In the inference function we’ll use the trained the model to predict results over the test data. Again driftai will manage which data and will take care of providing the propper model. Depending on the model well have to change the predict function, but using the LogisitRegressor form scikit-learn, it will look like:

def inference(self, model, data):
    """
    Use the injected model to make predictions with the data
    """
    return model.predict(data["X"])

Finally, in parameters function we’ll define the parameters space to define the ranges where we’ll search the best parameters for our model. The parameters will have to be defined using the data types defined in driftai.parameters. For example, in our example we have defined:

from driftai.parameters import FloatParameter, BoolParameter

@property
def parameters(self):
    """
    Declare your parameters here
    """
    pars = [
        FloatParameter("tol", 1e-4, 1, 10),
        FloatParameter("C", 1, 3, 10),
        BoolParameter("fit_intercept")
    ]

    return pars

DriftAI will generate a search space using these parameter ranges. These parameters will be passed to inference.
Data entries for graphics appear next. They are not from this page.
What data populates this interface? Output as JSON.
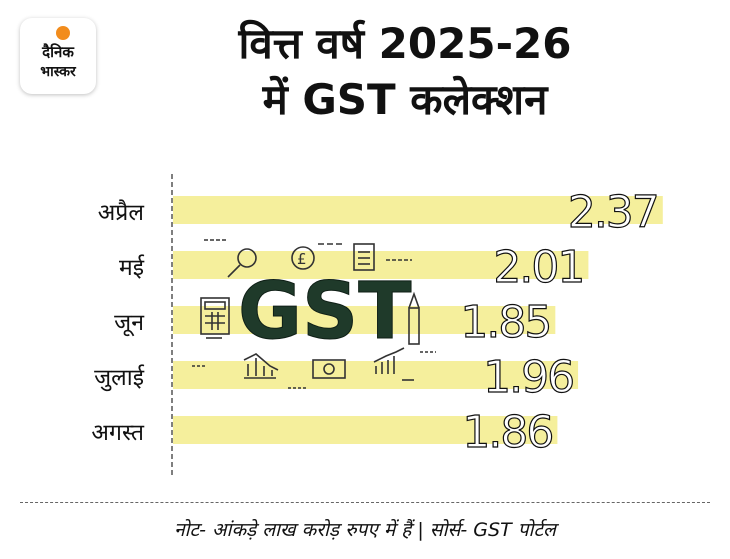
{
  "logo": {
    "line1": "दैनिक",
    "line2": "भास्कर"
  },
  "title": {
    "line1": "वित्त वर्ष 2025-26",
    "line2": "में GST कलेक्शन"
  },
  "chart_data": {
    "type": "bar",
    "orientation": "horizontal",
    "categories": [
      "अप्रैल",
      "मई",
      "जून",
      "जुलाई",
      "अगस्त"
    ],
    "values": [
      2.37,
      2.01,
      1.85,
      1.96,
      1.86
    ],
    "data_labels": [
      "2.37",
      "2.01",
      "1.85",
      "1.96",
      "1.86"
    ],
    "bar_color": "#f5ef9c",
    "xlim": [
      0,
      2.4
    ]
  },
  "illustration": {
    "text": "GST"
  },
  "footer": {
    "note": "नोट- आंकड़े लाख करोड़ रुपए में हैं | सोर्स- GST पोर्टल"
  }
}
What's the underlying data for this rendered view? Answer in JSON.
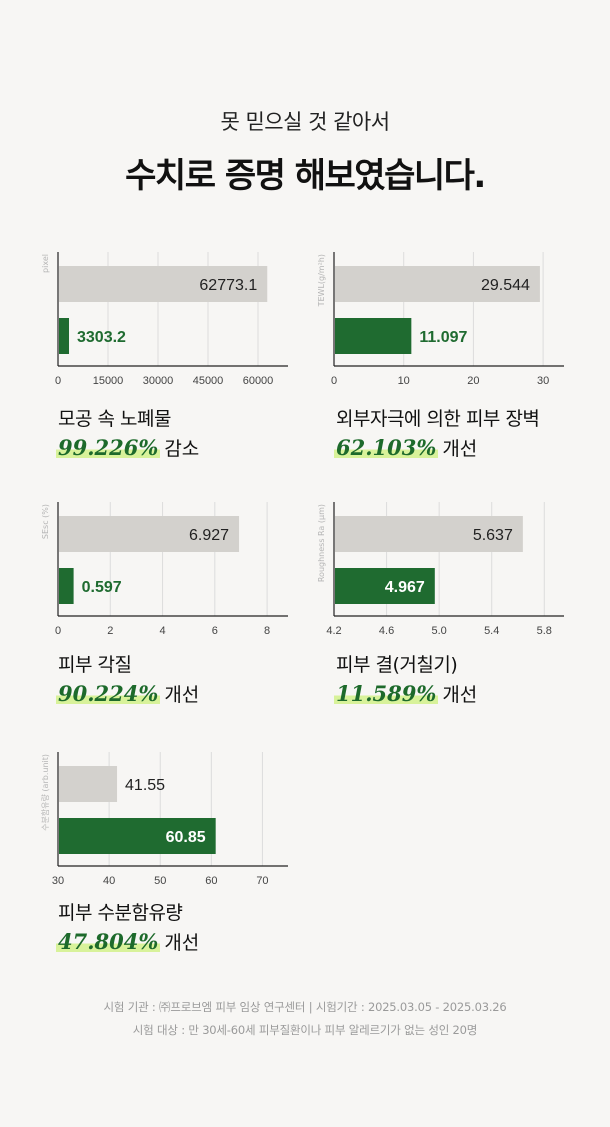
{
  "header": {
    "subtitle": "못 믿으실 것 같아서",
    "title": "수치로 증명 해보였습니다."
  },
  "colors": {
    "before_bar": "#d3d1cd",
    "after_bar": "#1f6b30",
    "highlight": "#d8f29a",
    "grid": "#dcdcdc"
  },
  "chart_data": [
    {
      "type": "bar",
      "orientation": "horizontal",
      "ylabel": "pixel",
      "values": [
        62773.1,
        3303.2
      ],
      "value_labels": [
        "62773.1",
        "3303.2"
      ],
      "xlim": [
        0,
        69000
      ],
      "ticks": [
        0,
        15000,
        30000,
        45000,
        60000
      ],
      "tick_labels": [
        "0",
        "15000",
        "30000",
        "45000",
        "60000"
      ],
      "name": "모공 속 노폐물",
      "percent": "99.226%",
      "change": "감소"
    },
    {
      "type": "bar",
      "orientation": "horizontal",
      "ylabel": "TEWL(g/m²h)",
      "values": [
        29.544,
        11.097
      ],
      "value_labels": [
        "29.544",
        "11.097"
      ],
      "xlim": [
        0,
        33
      ],
      "ticks": [
        0,
        10,
        20,
        30
      ],
      "tick_labels": [
        "0",
        "10",
        "20",
        "30"
      ],
      "name": "외부자극에 의한 피부 장벽",
      "percent": "62.103%",
      "change": "개선"
    },
    {
      "type": "bar",
      "orientation": "horizontal",
      "ylabel": "SEsc (%)",
      "values": [
        6.927,
        0.597
      ],
      "value_labels": [
        "6.927",
        "0.597"
      ],
      "xlim": [
        0,
        8.8
      ],
      "ticks": [
        0,
        2,
        4,
        6,
        8
      ],
      "tick_labels": [
        "0",
        "2",
        "4",
        "6",
        "8"
      ],
      "name": "피부 각질",
      "percent": "90.224%",
      "change": "개선"
    },
    {
      "type": "bar",
      "orientation": "horizontal",
      "ylabel": "Roughness Ra (μm)",
      "values": [
        5.637,
        4.967
      ],
      "value_labels": [
        "5.637",
        "4.967"
      ],
      "xlim": [
        4.2,
        5.95
      ],
      "ticks": [
        4.2,
        4.6,
        5.0,
        5.4,
        5.8
      ],
      "tick_labels": [
        "4.2",
        "4.6",
        "5.0",
        "5.4",
        "5.8"
      ],
      "name": "피부 결(거칠기)",
      "percent": "11.589%",
      "change": "개선"
    },
    {
      "type": "bar",
      "orientation": "horizontal",
      "ylabel": "수분함유량 (arb.unit)",
      "values": [
        41.55,
        60.85
      ],
      "value_labels": [
        "41.55",
        "60.85"
      ],
      "xlim": [
        30,
        75
      ],
      "ticks": [
        30,
        40,
        50,
        60,
        70
      ],
      "tick_labels": [
        "30",
        "40",
        "50",
        "60",
        "70"
      ],
      "name": "피부 수분함유량",
      "percent": "47.804%",
      "change": "개선"
    }
  ],
  "footer": {
    "line1": "시험 기관 : ㈜프로브엠 피부 임상 연구센터  |  시험기간 : 2025.03.05 - 2025.03.26",
    "line2": "시험 대상 : 만 30세-60세 피부질환이나 피부 알레르기가 없는 성인 20명"
  }
}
Once we have defined the logics for training and predicting, and the parameter space definition in my_approach.py we’re ready to continue with our otpapp run script.

For our convenience we may want to define random_forest.py out of the apporach directory, an the copy it into there. Like this:

import shutil
shutil.copy2("random_forest.py", r"{}/{}/approaches/".format(proj_path, proj_name))

Finally, to run our Approach we’ll have to define the following lines:

import sys
sys.path.append("{}/{}".format(proj_path, proj_name))
from approaches.random_forest import RandomForestApproach

from PIL import Image
import numpy as np

RandomForestApproach().run()

First we add the path to our approaches into our PYTHONPATH so we can then load the approach as a package.

Once we have this, then we can run the approach.

Conclusion

This tutorial covers two main driftai features. In one hand we have seen how to use driftai through its API, so you can define your own running scripts.

On the other hand we have seen how to define a datasource that handles data from a directory, this is very useful when dealing with Images like the MNIST dataset.